We now live in a day where these things are not as clear as they used to be…dowry’s are a thing of the past (and good riddance!) So how do you ask your family if they will/can pitch in for your Big Day?
Some family’s plan for this and are forthcoming with what they will provide. When I got married my family handed me an amount of cash to do whatever I wanted with, whether it was for the wedding, honeymoon, down payment on a house. They did the same with my brothers. We all got the same amount, we all had the same choices.
Some families don’t have the means to plan that far ahead and this can be a big stress on them. Families typically want to help but may be unable to. In these cases we suggest that you let them pay for one thing, whether it be the dress, the cake, the flowers, etc. This will help them be able to contribute and be involved but also not make them stress so much about having to pay for a whole wedding.
How to ask…money is a touchy subject for everyone, whether you are sitting on a pile of gold or a pile of debt. It will always be a hard conversation to start, here are some of our suggestions.
- Make sure you sit down with your fiance beforehand to know what each of your expectations for the wedding are. Big or small, lavish or simple, local or destination? This will help you set a loose budget before speaking with your families.
- Invite your family over for dinner, we suggest not doing both sides of family at the same time because that could get awkward or competitive. Try not to beat around the bush and simply ask “Are you comfortable making a contribution to our wedding?” This will open up the conversation.
- Don’t ever make your families feel guilty. If your fiances family can give more, don’t throw that in your own families face.

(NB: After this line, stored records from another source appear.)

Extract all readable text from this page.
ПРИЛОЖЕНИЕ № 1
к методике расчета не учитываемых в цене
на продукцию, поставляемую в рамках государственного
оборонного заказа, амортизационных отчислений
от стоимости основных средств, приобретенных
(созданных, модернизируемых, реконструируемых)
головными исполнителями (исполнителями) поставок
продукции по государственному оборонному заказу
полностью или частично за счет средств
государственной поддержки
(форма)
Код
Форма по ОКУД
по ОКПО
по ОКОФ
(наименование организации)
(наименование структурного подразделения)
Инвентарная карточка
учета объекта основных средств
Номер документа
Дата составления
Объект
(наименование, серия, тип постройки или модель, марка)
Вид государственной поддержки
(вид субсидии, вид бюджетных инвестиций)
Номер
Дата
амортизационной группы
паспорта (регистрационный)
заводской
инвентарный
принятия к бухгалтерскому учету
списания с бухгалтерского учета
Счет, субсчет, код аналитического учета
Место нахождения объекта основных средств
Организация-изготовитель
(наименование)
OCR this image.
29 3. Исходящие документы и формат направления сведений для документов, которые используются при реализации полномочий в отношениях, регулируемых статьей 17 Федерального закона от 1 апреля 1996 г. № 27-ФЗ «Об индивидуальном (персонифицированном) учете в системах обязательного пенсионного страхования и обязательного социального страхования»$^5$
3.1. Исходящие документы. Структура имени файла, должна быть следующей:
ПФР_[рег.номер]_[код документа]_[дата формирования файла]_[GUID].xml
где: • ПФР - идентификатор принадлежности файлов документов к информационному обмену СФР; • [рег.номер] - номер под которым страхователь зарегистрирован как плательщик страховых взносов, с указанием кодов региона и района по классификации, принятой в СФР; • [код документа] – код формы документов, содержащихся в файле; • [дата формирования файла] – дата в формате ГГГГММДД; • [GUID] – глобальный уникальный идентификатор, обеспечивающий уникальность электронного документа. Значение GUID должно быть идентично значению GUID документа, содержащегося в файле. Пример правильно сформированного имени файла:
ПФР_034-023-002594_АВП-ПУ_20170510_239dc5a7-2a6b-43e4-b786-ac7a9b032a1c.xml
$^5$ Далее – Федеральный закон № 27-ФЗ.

- If your families want to help out, make sure that they aren’t trying to take control. This is your wedding after all. If they begin making demands (making you invite your Great Aunt Ethel perhaps) then maybe it’s not worth taking their gift.
- Make sure that this is not a loan, but rather a gift. If your families will hold this “gift” over your head then don’t take it.
Remember, this is your wedding, it’s supposed to be a celebration of your love for one another, not a celebration of money.